Of course, if you are really uncomfortable as you sit there, if the pain becomes unbearable, the itch too irritating, then by all means adjust your position or have a good scratch.  But do so slowly and mindfully, observing each movement you make so as to minimize the disruption to your mindfulness (still-fulness).

Thursday, March 1, 2012

Noting and mindfulness

If you have followed the instructions I have given for the meditation on the abdominal movement, you are already using mental labeling or noting.  You silently make a mental note “rising” as you inhale, “falling” as you exhale, and “wandering” when your mind wanders.  As you gain greater concentration, you will likely find that you pick up on the mind’s wandering more quickly; and you note the wandering almost as soon as it starts.  In that case, your mind really has not had much room to wander, so it is time to note what the mind is doing in that moement.

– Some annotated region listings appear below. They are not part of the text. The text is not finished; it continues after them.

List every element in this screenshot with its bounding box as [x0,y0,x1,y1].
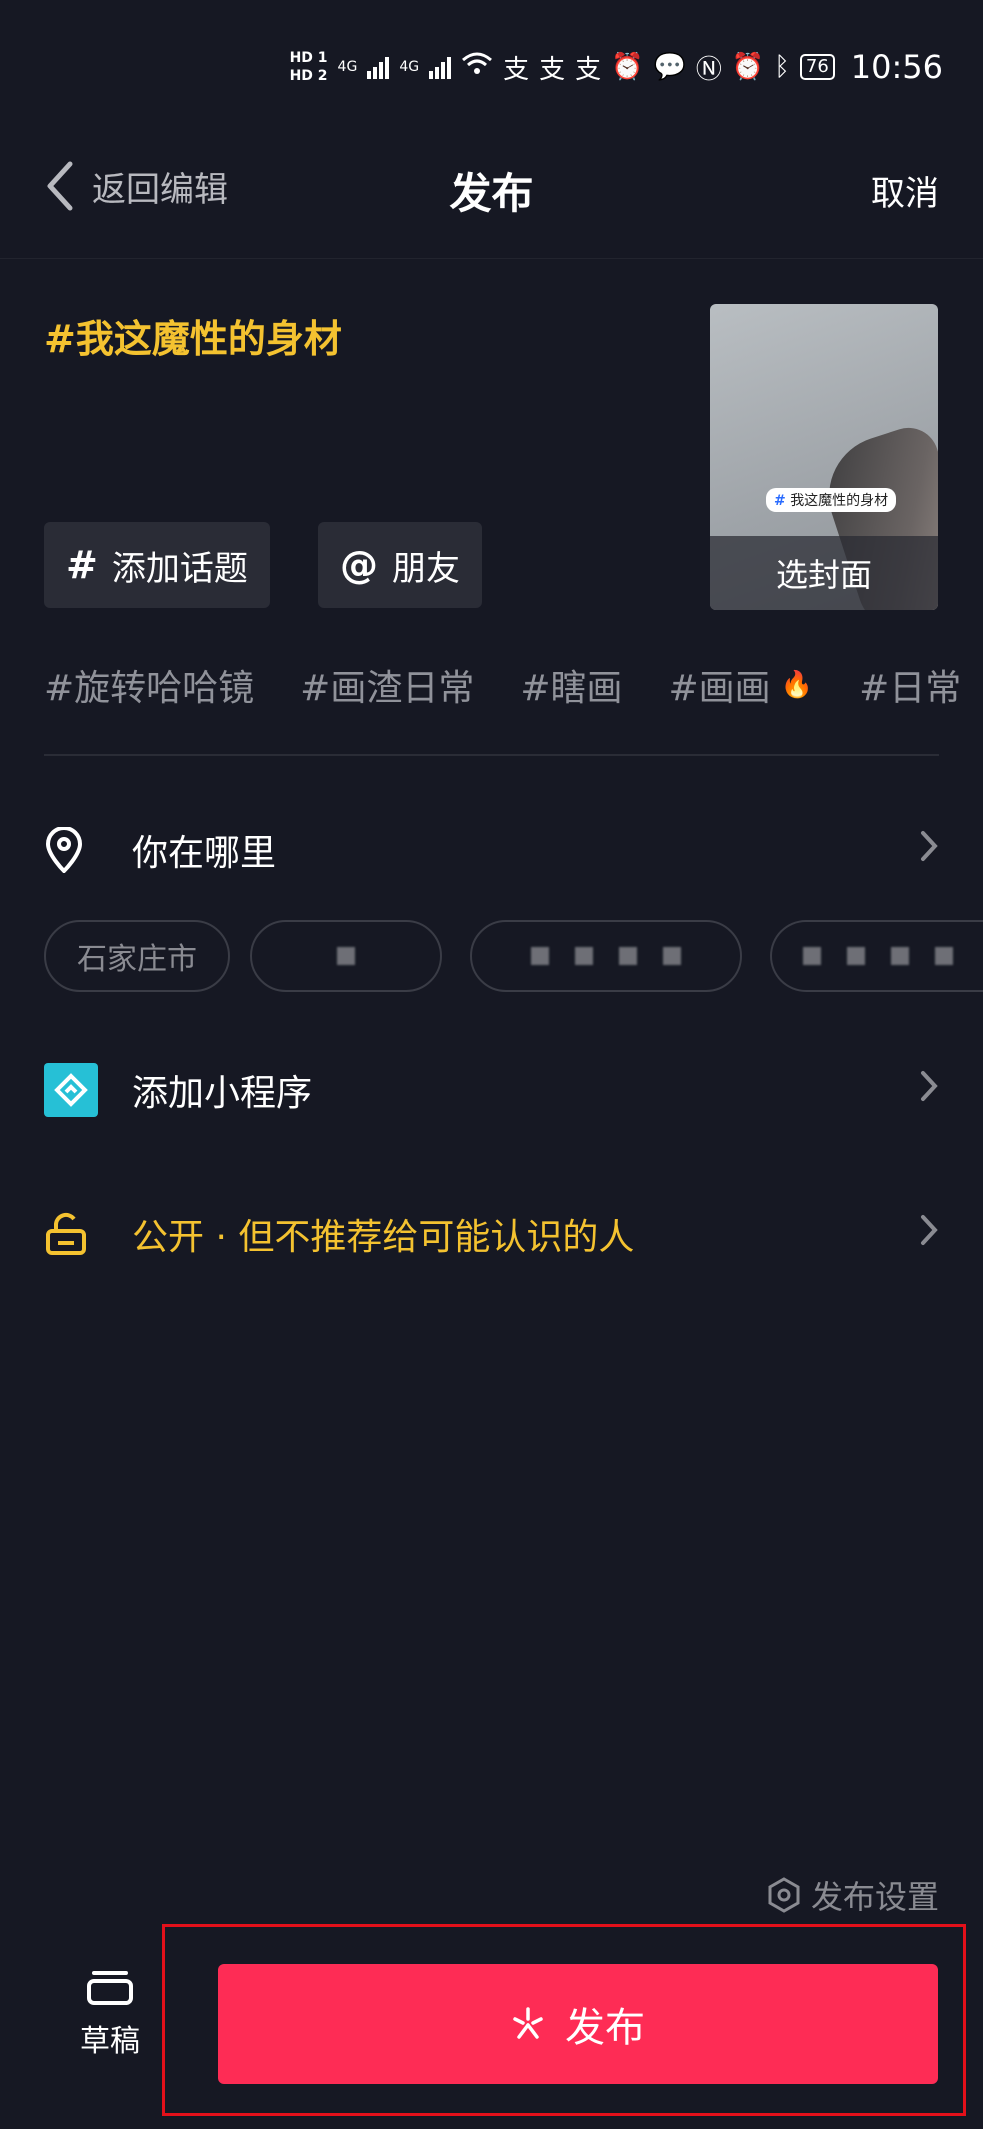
redacted-text [802,947,953,965]
select-cover-label: 选封面 [710,536,938,610]
suggested-topic[interactable]: #日常 [859,660,961,710]
signal-icon [367,55,390,79]
message-icon: 💬 [653,52,686,82]
suggested-topics: #旋转哈哈镜 #画渣日常 #瞎画 #画画 🔥 #日常 [44,660,983,710]
section-divider [44,754,939,756]
hexagon-settings-icon [768,1877,800,1913]
clock: 10:56 [850,48,943,86]
draft-button[interactable]: 草稿 [70,1970,150,2060]
mini-program-label: 添加小程序 [132,1073,313,1114]
unlock-icon [46,1212,86,1255]
nfc-icon: Ⓝ [695,54,722,85]
suggested-topic[interactable]: #瞎画 [520,660,622,710]
publish-button[interactable]: 发布 [218,1964,938,2084]
header-divider [0,258,983,259]
sparkle-icon [513,2007,543,2039]
cancel-button[interactable]: 取消 [871,166,939,215]
chevron-right-icon [919,1211,939,1257]
caption-text[interactable]: #我这魔性的身材 [44,308,342,363]
location-chip[interactable]: 石家庄市 [44,920,230,992]
location-pin-icon [45,827,83,873]
location-chip[interactable] [770,920,983,992]
hd2-label: HD 2 [289,68,328,84]
signal-icon-2 [429,55,452,79]
alarm-icon: ⏰ [611,52,644,82]
chevron-right-icon [919,827,939,873]
cover-overlay-tag-text: 我这魔性的身材 [790,493,889,509]
alipay-icon: 支 [575,54,602,85]
chevron-left-icon [47,161,73,211]
publish-settings-label: 发布设置 [810,1878,939,1916]
suggested-topic[interactable]: #画渣日常 [300,660,474,710]
at-icon: @ [340,543,378,587]
alarm-icon: ⏰ [731,52,765,82]
add-topic-label: 添加话题 [111,548,248,589]
location-row[interactable]: 你在哪里 [44,820,939,880]
suggested-topic-hot[interactable]: #画画 🔥 [669,660,814,710]
add-mini-program-row[interactable]: 添加小程序 [44,1060,939,1120]
location-chip[interactable] [250,920,442,992]
location-label: 你在哪里 [132,833,277,874]
back-to-edit-button[interactable]: 返回编辑 [44,160,228,212]
mention-friend-label: 朋友 [392,548,460,589]
privacy-row[interactable]: 公开 · 但不推荐给可能认识的人 [44,1204,939,1264]
status-bar: HD 1 HD 2 4G 4G 支 支 支 ⏰ 💬 Ⓝ ⏰ ᛒ 76 10:56 [0,0,983,140]
alipay-icon: 支 [539,54,566,85]
battery-icon: 76 [799,54,835,80]
redacted-text [337,947,355,965]
network2-label: 4G [399,59,420,75]
cover-selector[interactable]: # 我这魔性的身材 选封面 [710,304,938,610]
suggested-topic-label: #画画 [668,668,771,709]
hd-indicator: HD 1 HD 2 [290,49,328,85]
suggested-topic[interactable]: #旋转哈哈镜 [44,660,254,710]
publish-settings-button[interactable]: 发布设置 [767,1872,939,1918]
draft-box-icon [87,1971,133,2005]
network1-label: 4G [337,59,358,75]
mini-program-icon [44,1063,98,1117]
hashtag-icon: # [66,543,98,587]
hd1-label: HD 1 [289,50,328,66]
redacted-text [531,947,681,965]
location-chip[interactable] [470,920,742,992]
bluetooth-icon: ᛒ [774,52,790,82]
fire-icon: 🔥 [780,670,814,700]
chevron-right-icon [919,1067,939,1113]
mention-friend-button[interactable]: @ 朋友 [318,522,482,608]
wifi-icon [461,51,493,84]
publish-label: 发布 [565,2005,645,2051]
cover-overlay-tag: # 我这魔性的身材 [766,488,897,512]
alipay-icon: 支 [503,54,530,85]
add-topic-button[interactable]: # 添加话题 [44,522,270,608]
back-label: 返回编辑 [92,169,228,210]
privacy-label: 公开 · 但不推荐给可能认识的人 [132,1217,635,1258]
draft-label: 草稿 [80,2024,140,2059]
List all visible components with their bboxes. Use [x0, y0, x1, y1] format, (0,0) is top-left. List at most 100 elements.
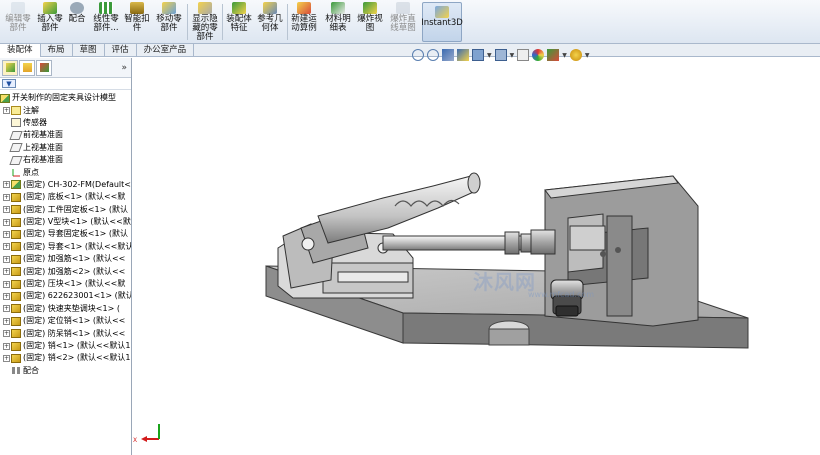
edit-component-button[interactable]: 编辑零 部件 [4, 2, 32, 42]
tree-item[interactable]: + (固定) 导套固定板<1> (默认 [0, 228, 131, 240]
tree-item[interactable]: + (固定) 销<2> (默认<<默认1 [0, 352, 131, 364]
chevron-down-icon[interactable]: ▼ [585, 52, 590, 59]
expand-toggle[interactable]: + [3, 243, 10, 251]
tree-item-label: (固定) V型块<1> (默认<<默 [23, 217, 131, 227]
tree-item[interactable]: + (固定) 销<1> (默认<<默认1 [0, 340, 131, 352]
tree-item-label: 注解 [23, 105, 39, 115]
tree-item[interactable]: + (固定) 压块<1> (默认<<默 [0, 278, 131, 290]
chevron-down-icon[interactable]: ▼ [487, 52, 492, 59]
reference-geometry-icon [263, 2, 277, 14]
view-orientation-icon[interactable] [472, 49, 484, 61]
part-icon [11, 316, 21, 326]
command-manager-tabs: 装配体 布局 草图 评估 办公室产品 [0, 44, 820, 57]
expand-toggle[interactable]: + [3, 193, 10, 201]
tree-item[interactable]: + (固定) CH-302-FM(Default< [0, 179, 131, 191]
exploded-view-button[interactable]: 爆炸视 图 [356, 2, 384, 42]
edit-appearance-icon[interactable] [532, 49, 545, 61]
tree-item[interactable]: + (固定) 工件固定板<1> (默认 [0, 204, 131, 216]
graphics-area[interactable]: X 沐风网 www.mfcad.com [133, 58, 820, 455]
tree-item[interactable]: + (固定) 622623001<1> (默认< [0, 290, 131, 302]
tree-item[interactable]: + (固定) 加强筋<2> (默认<< [0, 265, 131, 277]
expand-toggle[interactable]: + [3, 342, 10, 350]
part-icon [11, 205, 21, 215]
filter-icon[interactable]: ▼ [2, 79, 16, 88]
tab-evaluate[interactable]: 评估 [105, 44, 137, 57]
expand-toggle[interactable]: + [3, 317, 10, 325]
tree-item[interactable]: + (固定) 导套<1> (默认<<默认 [0, 241, 131, 253]
zoom-to-fit-icon[interactable] [412, 49, 424, 61]
expand-toggle[interactable]: + [3, 305, 10, 313]
coordinate-triad: X [133, 424, 160, 444]
tree-item[interactable]: 配合 [0, 365, 131, 377]
expand-toggle[interactable]: + [3, 280, 10, 288]
expand-toggle[interactable]: + [3, 181, 10, 189]
tree-item[interactable]: 传感器 [0, 117, 131, 129]
explode-line-sketch-button[interactable]: 爆炸直 线草图 [388, 2, 418, 42]
expand-toggle[interactable]: + [3, 268, 10, 276]
display-style-icon[interactable] [494, 49, 507, 61]
view-settings-icon[interactable] [569, 49, 582, 61]
part-icon [11, 242, 21, 252]
expand-toggle[interactable]: + [3, 107, 10, 115]
instant3d-button[interactable]: Instant3D [421, 2, 463, 42]
tree-item[interactable]: 原点 [0, 166, 131, 178]
expand-toggle[interactable]: + [3, 218, 10, 226]
feature-manager-tab[interactable] [2, 59, 18, 76]
expand-toggle[interactable]: + [3, 354, 10, 362]
tab-assembly[interactable]: 装配体 [0, 44, 41, 57]
tree-root[interactable]: 开关制作的固定夹具设计模型 [0, 92, 131, 104]
expand-panel-icon[interactable]: » [121, 63, 127, 73]
tree-item-label: 传感器 [23, 117, 47, 127]
tree-item[interactable]: + (固定) 底板<1> (默认<<默 [0, 191, 131, 203]
insert-components-icon [43, 2, 57, 14]
tree-item-label: (固定) 导套<1> (默认<<默认 [23, 241, 132, 251]
part-icon [11, 353, 21, 363]
section-view-icon[interactable] [457, 49, 469, 61]
instant3d-icon [435, 6, 449, 18]
apply-scene-icon[interactable] [547, 49, 560, 61]
reference-geometry-button[interactable]: 参考几 何体 [256, 2, 284, 42]
expand-toggle[interactable]: + [3, 230, 10, 238]
mate-button[interactable]: 配合 [67, 2, 87, 42]
linear-pattern-button[interactable]: 线性零 部件... [92, 2, 120, 42]
zoom-to-area-icon[interactable] [427, 49, 439, 61]
assembly-features-button[interactable]: 装配体 特征 [225, 2, 253, 42]
tab-layout[interactable]: 布局 [41, 44, 73, 57]
tree-item[interactable]: 前视基准面 [0, 129, 131, 141]
tree-item-label: 右视基准面 [23, 155, 63, 165]
hide-show-items-icon[interactable] [517, 49, 530, 61]
chevron-down-icon[interactable]: ▼ [510, 52, 515, 59]
tree-item[interactable]: 上视基准面 [0, 142, 131, 154]
tree-item[interactable]: + (固定) 定位销<1> (默认<< [0, 315, 131, 327]
expand-toggle[interactable]: + [3, 255, 10, 263]
bill-of-materials-button[interactable]: 材料明 细表 [324, 2, 352, 42]
insert-components-button[interactable]: 插入零 部件 [36, 2, 64, 42]
show-hidden-components-button[interactable]: 显示隐 藏的零 部件 [190, 2, 220, 42]
tab-office-products[interactable]: 办公室产品 [137, 44, 195, 57]
expand-toggle[interactable]: + [3, 206, 10, 214]
tree-item[interactable]: 右视基准面 [0, 154, 131, 166]
previous-view-icon[interactable] [442, 49, 454, 61]
tab-sketch[interactable]: 草图 [73, 44, 105, 57]
feature-manager-panel: » ▼ 开关制作的固定夹具设计模型 + 注解传感器前视基准面 上视基准面右视基准面 原点… [0, 58, 132, 455]
tree-item[interactable]: + (固定) 加强筋<1> (默认<< [0, 253, 131, 265]
expand-toggle[interactable]: + [3, 330, 10, 338]
part-icon [11, 192, 21, 202]
tree-item[interactable]: + 注解 [0, 104, 131, 116]
svg-text:X: X [133, 437, 137, 444]
part-icon [11, 341, 21, 351]
configuration-manager-tab[interactable] [36, 59, 52, 76]
tree-item[interactable]: + (固定) V型块<1> (默认<<默 [0, 216, 131, 228]
bill-of-materials-icon [331, 2, 345, 14]
tree-item-label: 上视基准面 [23, 142, 63, 152]
tree-item-label: (固定) 导套固定板<1> (默认 [23, 229, 128, 239]
chevron-down-icon[interactable]: ▼ [562, 52, 567, 59]
expand-toggle[interactable]: + [3, 292, 10, 300]
tree-item[interactable]: + (固定) 防呆销<1> (默认<< [0, 327, 131, 339]
smart-fasteners-button[interactable]: 智能扣 件 [124, 2, 150, 42]
new-motion-study-button[interactable]: 新建运 动算例 [290, 2, 318, 42]
tree-item[interactable]: + (固定) 快速夹垫调块<1> ( [0, 303, 131, 315]
property-manager-tab[interactable] [19, 59, 35, 76]
move-component-button[interactable]: 移动零 部件 [155, 2, 183, 42]
tree-item-label: (固定) CH-302-FM(Default< [23, 179, 131, 189]
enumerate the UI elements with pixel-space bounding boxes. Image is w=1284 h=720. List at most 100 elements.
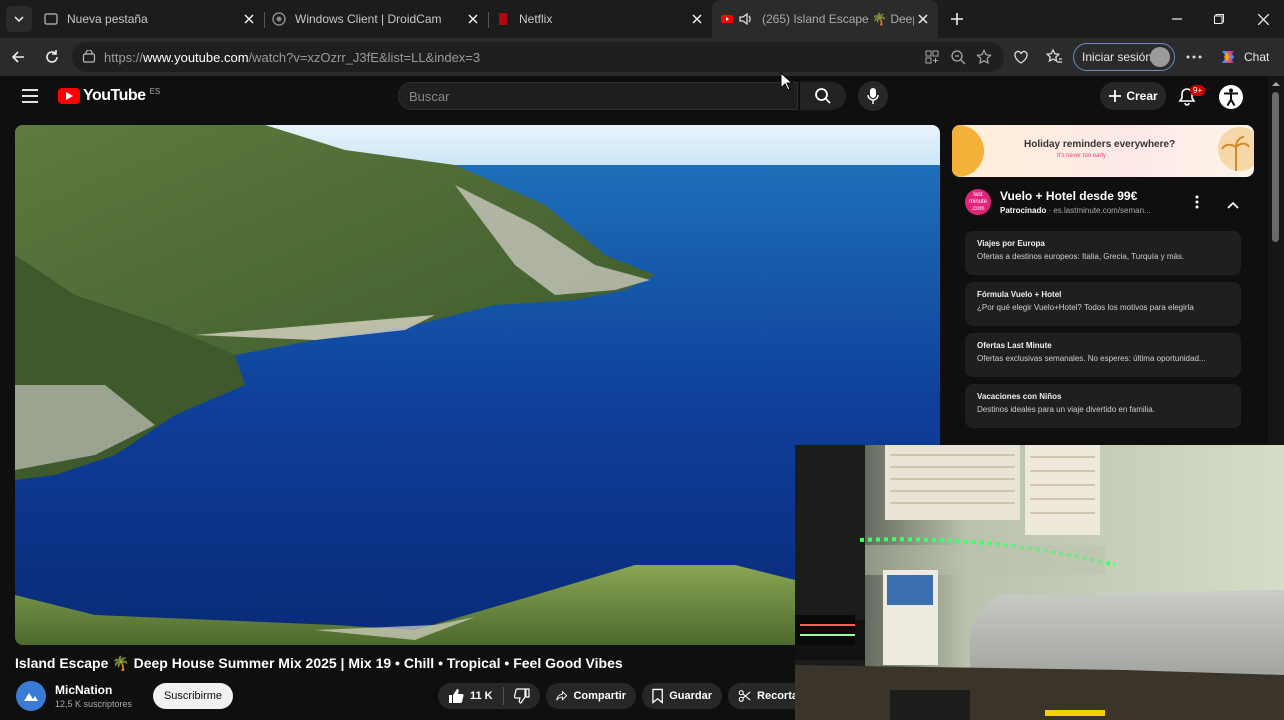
scrollbar-thumb[interactable] [1272,92,1279,242]
zoom-icon[interactable] [950,49,966,65]
ad-sitelink-card[interactable]: Vacaciones con Niños Destinos ideales pa… [965,384,1241,428]
ad-sitelink-card[interactable]: Viajes por Europa Ofertas a destinos eur… [965,231,1241,275]
ad-banner-subtext: It's never too early [1057,153,1106,159]
refresh-button[interactable] [40,45,64,69]
ad-sitelink-card[interactable]: Fórmula Vuelo + Hotel ¿Por qué elegir Vu… [965,282,1241,326]
plus-icon [951,13,963,25]
tab-actions-menu-button[interactable] [6,6,32,32]
new-tab-button[interactable] [946,8,968,30]
notifications-badge: 9+ [1190,85,1206,96]
heart-pulse-icon [1014,50,1028,64]
like-divider [502,687,504,705]
channel-name[interactable]: MicNation [55,683,112,697]
restore-icon [1214,14,1224,24]
tab-title: (265) Island Escape 🌴 Deep [762,12,914,26]
ad-sponsor-line: Patrocinado · es.lastminute.com/seman... [1000,206,1151,215]
ad-title[interactable]: Vuelo + Hotel desde 99€ [1000,189,1137,203]
thumbs-up-icon [449,689,464,703]
accessibility-avatar-icon [1219,85,1243,109]
microphone-icon [867,88,879,104]
create-button[interactable]: Crear [1100,82,1166,110]
browser-essentials-button[interactable] [1009,45,1033,69]
dislike-button[interactable] [513,688,530,704]
site-info-icon[interactable] [82,50,96,64]
url-text: https://www.youtube.com/watch?v=xzOzrr_J… [104,50,480,65]
ad-more-options-button[interactable] [1195,195,1199,214]
youtube-favicon-icon [721,15,733,23]
youtube-play-logo-icon [58,88,80,104]
like-count: 11 K [470,690,493,702]
back-button[interactable] [6,45,30,69]
video-title: Island Escape 🌴 Deep House Summer Mix 20… [15,655,623,671]
channel-avatar[interactable] [16,681,46,711]
minimize-icon [1172,18,1182,20]
close-icon [1257,13,1269,25]
favorite-star-icon[interactable] [976,49,992,65]
scissors-icon [738,690,751,702]
address-bar[interactable]: https://www.youtube.com/watch?v=xzOzrr_J… [72,42,1004,72]
clip-label: Recorta [757,690,798,702]
copilot-chat-button[interactable]: Chat [1218,46,1269,68]
plus-icon [1109,90,1122,102]
country-code: ES [149,86,161,96]
like-button[interactable]: 11 K [448,688,493,704]
url-path: /watch?v=xzOzrr_J3fE&list=LL&index=3 [248,49,481,65]
profile-avatar-icon [1150,47,1170,67]
close-tab-icon[interactable] [914,10,932,28]
close-window-button[interactable] [1252,8,1274,30]
ad-collapse-button[interactable] [1227,196,1239,214]
url-scheme: https:// [104,49,144,65]
tab-youtube-active[interactable]: (265) Island Escape 🌴 Deep [712,0,938,38]
close-tab-icon[interactable] [240,10,258,28]
tab-new-tab[interactable]: Nueva pestaña [36,4,264,34]
webcam-room-scene [795,445,1284,720]
ad-sitelink-card[interactable]: Ofertas Last Minute Ofertas exclusivas s… [965,333,1241,377]
new-tab-page-icon [44,13,58,25]
close-tab-icon[interactable] [688,10,706,28]
browser-tab-strip: Nueva pestaña Windows Client | DroidCam … [0,0,1284,38]
droidcam-favicon-icon [272,12,286,26]
tab-title: Netflix [519,12,553,26]
share-button[interactable]: Compartir [546,683,636,709]
voice-search-button[interactable] [858,81,888,111]
close-tab-icon[interactable] [464,10,482,28]
search-icon [815,88,831,104]
tab-title: Windows Client | DroidCam [295,12,442,26]
bookmark-icon [652,688,663,704]
like-dislike-group: 11 K [438,683,540,709]
ad-domain: · es.lastminute.com/seman... [1048,206,1151,215]
minimize-window-button[interactable] [1166,8,1188,30]
app-available-icon[interactable] [924,49,940,65]
settings-more-button[interactable] [1182,45,1206,69]
ad-card-description: Ofertas exclusivas semanales. No esperes… [977,354,1206,363]
favorites-button[interactable] [1042,45,1066,69]
maximize-window-button[interactable] [1208,8,1230,30]
share-arrow-icon [556,690,568,701]
search-input[interactable]: Buscar [398,82,798,110]
more-vertical-icon [1195,195,1199,209]
subscriber-count: 12,5 K suscriptores [55,699,133,709]
guide-menu-button[interactable] [22,89,38,108]
speaker-audio-icon[interactable] [738,11,754,27]
save-label: Guardar [669,690,712,702]
netflix-favicon-icon [499,13,507,25]
sign-in-button[interactable]: Iniciar sesión [1073,43,1175,71]
channel-logo-icon [24,693,38,701]
ad-card-heading: Ofertas Last Minute [977,341,1052,350]
account-avatar[interactable] [1218,84,1244,115]
chat-label: Chat [1244,50,1270,64]
ad-banner[interactable]: Holiday reminders everywhere? It's never… [952,125,1254,177]
youtube-logo[interactable]: YouTube ES [58,87,160,105]
subscribe-button[interactable]: Suscribirme [153,683,233,709]
advertiser-logo[interactable]: last minute .com [965,189,991,215]
share-label: Compartir [573,690,626,702]
ad-card-description: Destinos ideales para un viaje divertido… [977,405,1155,414]
tab-title: Nueva pestaña [67,12,148,26]
favorites-star-list-icon [1045,48,1062,63]
tab-netflix[interactable]: Netflix [488,4,712,34]
tab-droidcam[interactable]: Windows Client | DroidCam [264,4,488,34]
search-button[interactable] [800,82,846,110]
more-horizontal-icon [1186,55,1202,59]
ad-card-description: ¿Por qué elegir Vuelo+Hotel? Todos los m… [977,303,1194,312]
save-button[interactable]: Guardar [642,683,722,709]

This is where the discipline of noting becomes a most powerful tool for cultivating mindfulness.  You can now note the processes that are occurring.  If your attention has turned to a sound, you note “hearing,” or if it is turned to a smell, “smelling,” and so on for tasting, seeing, and touching.  If you are sensing a specific bodily sensation, you can note it more precisely, as “tingling,”  “warmth,” “pressure,” and so on.  If you are experiencing an emotion, you can note it as “anger,” “fear,” “sadness,” “joy,” and so on.  If you are thinking a thought, you can note “thinking,” or some more specific version of thinking such as “remembering,” “anticipating,” “planning,” and so on.  The idea is to note the process but not the content, not what you are hearing, but the fact that you are hearing, not what you are thinking, but just that you are thinking.  You don’t have to come up with the perfect label, just slap one on as quickly as you can.  The note should be concurrent with what you note, in other words, you want to be noting what is occurring in that moment or as close as you can get to it.  You need to put your full attention on what is occurring, and you will likely have to note it more than once, so you might say to yourself, “thinking, thinking, thinking” until you see that the thinking has passed away.  Similarly, with a sound, for instance, you note it repeatedly, until you know it clearly and can let go of it.  It is all about recognition, and you will find that as you get better at noting, you get better at recognizing what your mind is up to and how it works, so that then just a few notes are enough.

There are lots of reasons why noting is effective.  The chief reason is that it takes all that energy that you usually expend in thinking in words and uses it to come up with a single word for what you are experiencing.  Another reason it is effective is that noting keeps you from getting caught up in the mind’s random activity.  Instead of thinking about something or other, you simply observe that thinking is going on.  This is very helpful in quieting the over-thinking that you likely encountered in the “mind watch.”  Also, noting keeps you in the present. You may be thinking about the past, but the thinking is going on in the present, and it is this activity that you are noting.

When you start using noting, you may find it difficult.  Chances are you will often forget to note.  Don’t get discouraged, just keep at it until it becomes second nature.